Ia menjelaskan, istilah OTT memang tidak tercantum dalam KUHAP. Namun, frasa “tertangkap tangan” tetap diatur dalam undang-undang tersebut. “Kalau tertangkap tangan, itu tidak mungkin dihapuskan karena sudah diatur dalam undang-undang,” tambah Alex.
Pernyataan ini merespons wacana dari Johanis Tanak yang menyebutkan keinginannya untuk meniadakan OTT jika terpilih sebagai Ketua KPK. Menurut Tanak, istilah “operasi” dalam OTT tidak sesuai dengan pengertian dalam KUHAP, yang menekankan peristiwa terjadi spontan tanpa perencanaan.

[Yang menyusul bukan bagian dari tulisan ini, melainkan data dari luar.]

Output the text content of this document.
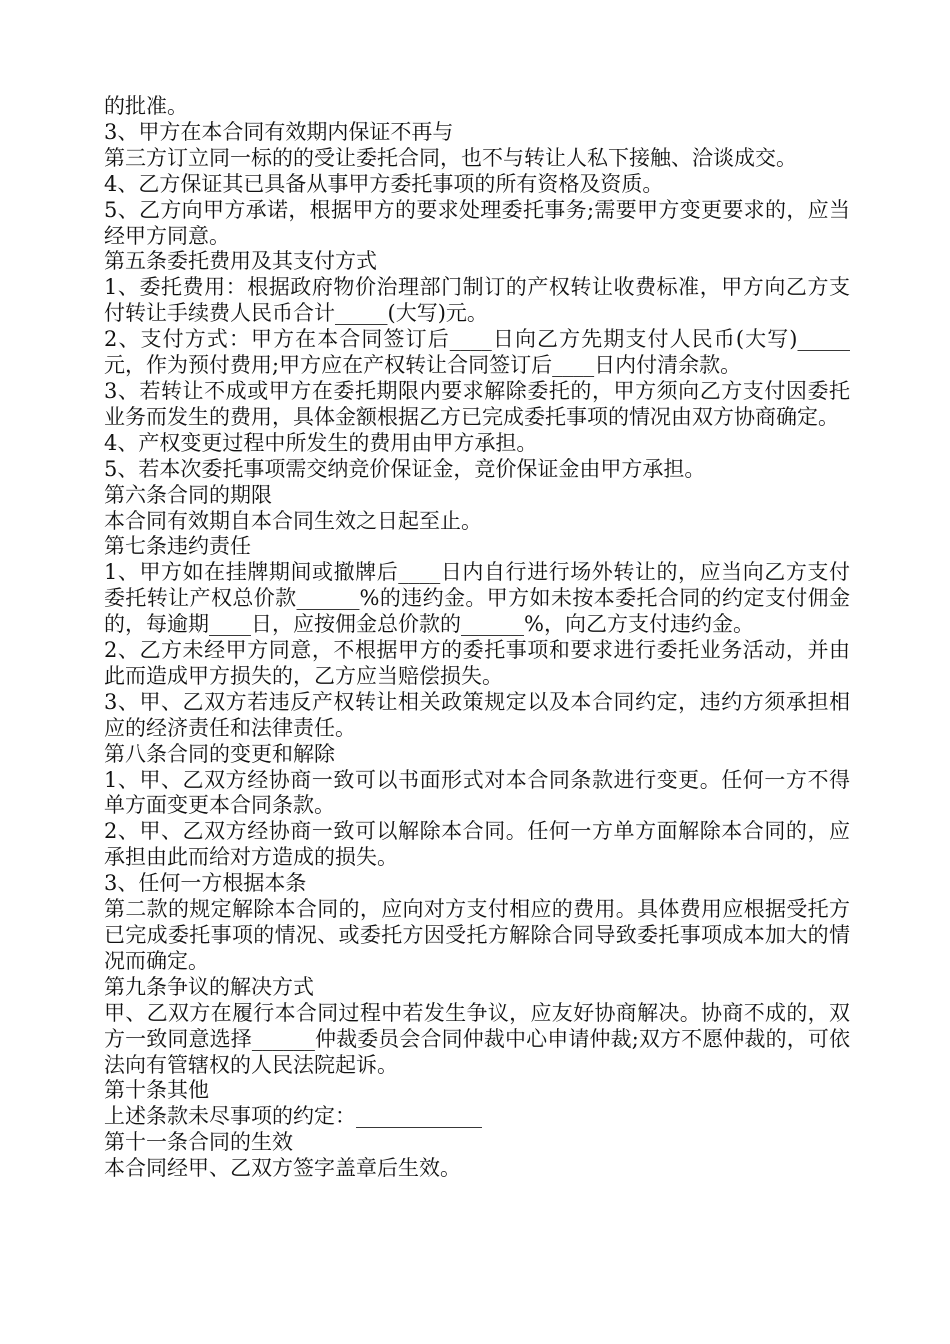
的批准。

3、甲方在本合同有效期内保证不再与

第三方订立同一标的的受让委托合同，也不与转让人私下接触、洽谈成交。

4、乙方保证其已具备从事甲方委托事项的所有资格及资质。

5、乙方向甲方承诺，根据甲方的要求处理委托事务;需要甲方变更要求的，应当经甲方同意。

第五条委托费用及其支付方式

1、委托费用：根据政府物价治理部门制订的产权转让收费标准，甲方向乙方支付转让手续费人民币合计_____(大写)元。

2、支付方式：甲方在本合同签订后____日向乙方先期支付人民币(大写)_____元，作为预付费用;甲方应在产权转让合同签订后____日内付清余款。

3、若转让不成或甲方在委托期限内要求解除委托的，甲方须向乙方支付因委托业务而发生的费用，具体金额根据乙方已完成委托事项的情况由双方协商确定。

4、产权变更过程中所发生的费用由甲方承担。

5、若本次委托事项需交纳竞价保证金，竞价保证金由甲方承担。

第六条合同的期限

本合同有效期自本合同生效之日起至止。

第七条违约责任

1、甲方如在挂牌期间或撤牌后____日内自行进行场外转让的，应当向乙方支付委托转让产权总价款______%的违约金。甲方如未按本委托合同的约定支付佣金的，每逾期____日，应按佣金总价款的______%，向乙方支付违约金。

2、乙方未经甲方同意，不根据甲方的委托事项和要求进行委托业务活动，并由此而造成甲方损失的，乙方应当赔偿损失。

3、甲、乙双方若违反产权转让相关政策规定以及本合同约定，违约方须承担相应的经济责任和法律责任。

第八条合同的变更和解除

1、甲、乙双方经协商一致可以书面形式对本合同条款进行变更。任何一方不得单方面变更本合同条款。

2、甲、乙双方经协商一致可以解除本合同。任何一方单方面解除本合同的，应承担由此而给对方造成的损失。

3、任何一方根据本条

第二款的规定解除本合同的，应向对方支付相应的费用。具体费用应根据受托方已完成委托事项的情况、或委托方因受托方解除合同导致委托事项成本加大的情况而确定。

第九条争议的解决方式

甲、乙双方在履行本合同过程中若发生争议，应友好协商解决。协商不成的，双方一致同意选择______仲裁委员会合同仲裁中心申请仲裁;双方不愿仲裁的，可依法向有管辖权的人民法院起诉。

第十条其他

上述条款未尽事项的约定：____________

第十一条合同的生效

本合同经甲、乙双方签字盖章后生效。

Tanak menyatakan, “Jika saya menjadi ketua, saya akan menutup OTT karena tidak sesuai dengan definisi dalam KUHAP.” Pernyataan ini disampaikan saat uji kelayakan calon pimpinan KPK di DPR, Selasa (19/11/2024), dan mendapat tepuk tangan dari Komisi III DPR.
Namun, mayoritas pimpinan KPK tetap mendukung OTT sebagai langkah strategis pemberantasan korupsi. Tanak mengakui pandangannya kalah suara dengan mayoritas pimpinan lain.
Dengan demikian, OTT tetap menjadi metode penting dalam tugas KPK, meskipun terdapat berbagai pandangan tentang istilah dan prosedurnya.